Vestel, bir
global firma mıdır?
Türklerin
övünç duyduğu firma sayısı dünyada pek fazla değildir. Nedeni ise teknoloji
alanında ve pazarlama ve satış sonrası hizmet konusunda yeterli olumlu
tecrübelere sahip olmamalarıdır, olanların ise bir elin parmak sayısı kadar
olması şaşırtıcı değildir. Fakat bütün bu gerçekliğe rağmen dünya zenginler
listesinde Türklerin yer alması şaşırtıcı ve onların gelirlerinin kaynaklarının
her daim sorular altında kalmasına sebep olmaktadır. Yasalara, piyasa
koşullarına uygun, bir marka olmuş firmalar evrensel olarak tanınmakta ve her
ülkede kendisi için çalışan yan firma kurmuş ve yönetmektedir.
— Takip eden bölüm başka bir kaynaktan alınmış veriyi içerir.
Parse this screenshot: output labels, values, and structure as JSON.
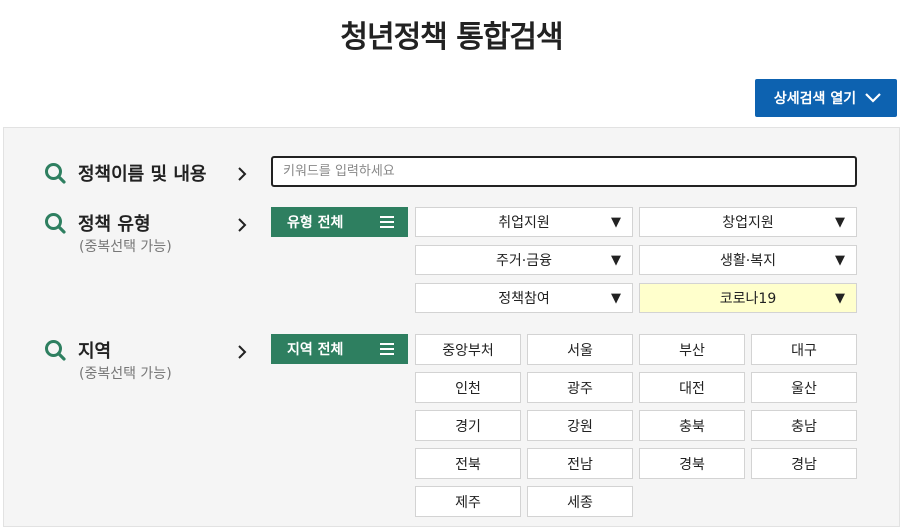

Ulus devlet
anlayışının bundan kırk yıl önce büyük değişime uğramasına sebep olan da işte
bu piyasa koşullarının devletler üzerine yapmış olduğu baskıdır. Firmaların
müşteriye yönelik hizmetleri; üretim ile sınırlı değil, üretimden ve çöpe kadar
gidiş süreci içinde her basamakta oluşan tüm sorunlara çözüm getirmek ile
yükümlüdür. Bu yükümlülük elbette yaşadığımız tecrübelerin ve tüketici
mahkemelerin almış olduğu kararalar ile paralellik gösterir. Evrensel firma ile
merdiven altı üretim yapan firma arasında ayrım işte buradadır. Uluslar arası bir firma her türlü
üründen ve tüketim alanında oluşan her türlü sorundan sorumlu olduğunu bilir ve
ona göre tavır alırken kurumsal yapısını oluşturur. Bir çok otomobil firması
hatalı ürettiği küçük bir parça için tüm otomobillerini servislerine çağırıp, o
parçasını değiştirecek kadar olgun davranması diğer alanlar içinde geçerli
olduğunu gözden uzak tutmamamız gereklidir. Kısaca bir firmanın gerçek anlamda
marka olabilmesi için öncelikle satış sonrası müşteri memnuniyetini göz önüne
alıp hizmetini kurumsal olarak aksatmaması gereklidir, aksi halde kurumsal yapı
kuramayan her firma merdiven altı üretim yapan firmalar ile eşdeğer konumunda
olur.
Manisa
merkezli Vestel adında bir firmanın varlığı yaptığı reklamlar ile dünya
kamuoyuna duyurulmakta ve hatta uluslararası medya alanlarında büyük
fabrikalarda büyük üretim harikası olarak tanıtım reklam filmleri bile
yapılmıştır. Her ne kadar gurur verici gibi görülen her uygulamanın gurur
verici olmayan bir yönü de vardır. Her büyük fabrikanın çevreye vermiş olduğu
artıklar ve işçilerin yaşam kalitesini göz önüne almayan ve onların işe gidiş,
geliş, çalışma koşulları konusu sürekli tartışma konusu olmuş olsa da Vestel
firmasının işçi güvenliği ve sağlığı açsından ne kadar başarılı olup olmadığı
konusunda elimde veriler bulunmamaktadır. (O yüzden sorunun o yönünden bu yazı
konusu içinde bir şey yazmayacağım ama ileri günlerde Manisa merkezine gidip bu
konuda araştırma yapmayacağım anlamına gelmiyor.) Ama Vestel firmasının bağlı
olduğu holdingin İstanbul merkezinde yapmış olduğu beton yığını görerek
emekçilerin sırtından nerelere, ne yatırım yapıldığı konusu tartışma götürecek
tarafı yoktur. Emek hırsızlığı yüksek olanlar Soma Medeninde olduğu gibi
İstanbul’a gökdelenler yapıp, oradan işçilerin en kötü koşullar içinde
yaşadıklarını göremezler. Yaşanan pratik bilgiler bize Zorlu Center’e bakarak
bunları düşündürüyor.
Yaşadığım son
tecrübe ile Vestel firmasının web resmi sayfasına yapmış olduğum başvurular
sonucunda ben de Vestel firması 12 Eylül öncesi Türk firmalarının üretmiş
olduğu beyaz eşya kalitesi ile yarışacak şekilde ürün verdiği ve satış sonrası
hizmeti o günler ile yarışacak konumunda olduğu fikrini kafamda oluşturuyor.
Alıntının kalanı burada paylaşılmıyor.